Change 1005774 had a related patch set uploaded (by Hashar; author: Hashar):

[integration/config@master] jjb: fix mediawiki-i18n-check-docker empty error

https://gerrit.wikimedia.org/r/1005774

The test case I use was a failing build of the checker. That was for mediawiki/extensions/GlobalBlocking change 1005424. The job failed with an empty error:

++ mktemp
+ additions=/tmp/tmp.RB2gqyOAHT
+ git show FETCH_HEAD -U0
+ grep '^+'
Build step 'Execute shell' marked build as failure

Which is how I found out the empty error issue.

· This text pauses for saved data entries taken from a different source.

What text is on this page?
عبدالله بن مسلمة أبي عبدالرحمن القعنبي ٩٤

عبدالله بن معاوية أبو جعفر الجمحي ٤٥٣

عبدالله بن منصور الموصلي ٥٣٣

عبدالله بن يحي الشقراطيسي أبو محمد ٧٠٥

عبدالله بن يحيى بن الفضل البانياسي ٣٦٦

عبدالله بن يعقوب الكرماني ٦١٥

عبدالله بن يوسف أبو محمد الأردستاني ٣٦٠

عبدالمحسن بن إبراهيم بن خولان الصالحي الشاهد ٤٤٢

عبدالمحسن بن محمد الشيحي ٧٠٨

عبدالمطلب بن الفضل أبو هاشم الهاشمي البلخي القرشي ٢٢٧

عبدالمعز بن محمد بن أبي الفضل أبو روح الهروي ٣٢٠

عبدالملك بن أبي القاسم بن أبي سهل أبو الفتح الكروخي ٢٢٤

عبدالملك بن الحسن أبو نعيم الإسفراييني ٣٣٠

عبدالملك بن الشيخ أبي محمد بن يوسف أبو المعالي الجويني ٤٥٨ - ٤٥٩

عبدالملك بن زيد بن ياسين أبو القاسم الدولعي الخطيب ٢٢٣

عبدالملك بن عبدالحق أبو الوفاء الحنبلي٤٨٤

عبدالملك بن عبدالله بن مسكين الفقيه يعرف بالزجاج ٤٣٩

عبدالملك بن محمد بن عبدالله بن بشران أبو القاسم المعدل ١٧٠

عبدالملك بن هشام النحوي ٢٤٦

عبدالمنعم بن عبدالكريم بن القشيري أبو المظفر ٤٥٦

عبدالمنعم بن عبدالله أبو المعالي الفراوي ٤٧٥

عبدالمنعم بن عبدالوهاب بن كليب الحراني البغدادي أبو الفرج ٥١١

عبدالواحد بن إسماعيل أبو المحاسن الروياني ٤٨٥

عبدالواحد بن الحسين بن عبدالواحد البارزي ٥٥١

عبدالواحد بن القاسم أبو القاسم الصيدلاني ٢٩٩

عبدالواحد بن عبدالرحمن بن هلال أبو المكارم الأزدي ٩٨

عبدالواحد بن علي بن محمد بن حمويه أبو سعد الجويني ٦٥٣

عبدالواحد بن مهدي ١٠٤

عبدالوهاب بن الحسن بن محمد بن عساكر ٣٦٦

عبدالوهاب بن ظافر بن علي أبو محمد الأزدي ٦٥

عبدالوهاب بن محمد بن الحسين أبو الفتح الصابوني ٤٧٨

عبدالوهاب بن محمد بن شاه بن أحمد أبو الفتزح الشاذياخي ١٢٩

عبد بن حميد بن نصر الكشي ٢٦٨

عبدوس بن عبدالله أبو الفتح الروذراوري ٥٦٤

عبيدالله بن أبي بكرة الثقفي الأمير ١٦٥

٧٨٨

After deploying the JJB patches, the job passes now:

set -euo pipefail; git show -m --first-parent --find-renames=100% FETCH_HEAD -U0 | grep '\''^+'\'' | tee /log/additions.txt'
+++ b/i18n/is.json
+	"globalblocking-block-ipinvalid": "IP-staðfangið ($1) sem þú ritaðir er ógilt.\nVinsamlegast athugaðu að þú getur ekki ritað notandanafn!",

Change 1005774 merged by jenkins-bot:

[integration/config@master] jjb: fix mediawiki-i18n-check-docker empty error

https://gerrit.wikimedia.org/r/1005774

Change 1005049 merged by jenkins-bot:

[integration/config@master] jjb: enhance mediawiki-i18n-check job

https://gerrit.wikimedia.org/r/1005049

Summary

Since ~ 2 weeks the jenkins.job=mediawiki-i18n-check-docker fails sometimes without showing a real error.

I am confident that was due to some of the l10n change being tested by CI as merge commits of the change + the tip of the branch. With git show not showing the diff of merges, that did caused the empty error. Using git show -m --first-parent fixed it.

error: could not lock config file /mnt/home/jenkins-deploy/.gitconfig: File exists

That was due to a race condition between builds using git config to set safe.directory=$(pwd). The fix I have made is to move the logic to execute inside a container as it should.

I believe the issues are fixed, and at least that worked for the test case I had (rebuild the last failing build in CI). Things to check is whether the job still catch issues ;)

Thanks so much @hashar. Let's give a few days more to see if there are any unexpected issues and then close.

One thing I noticed is that I have to scroll a bit more now that all the additions are visible in the log. Not a problem for me though.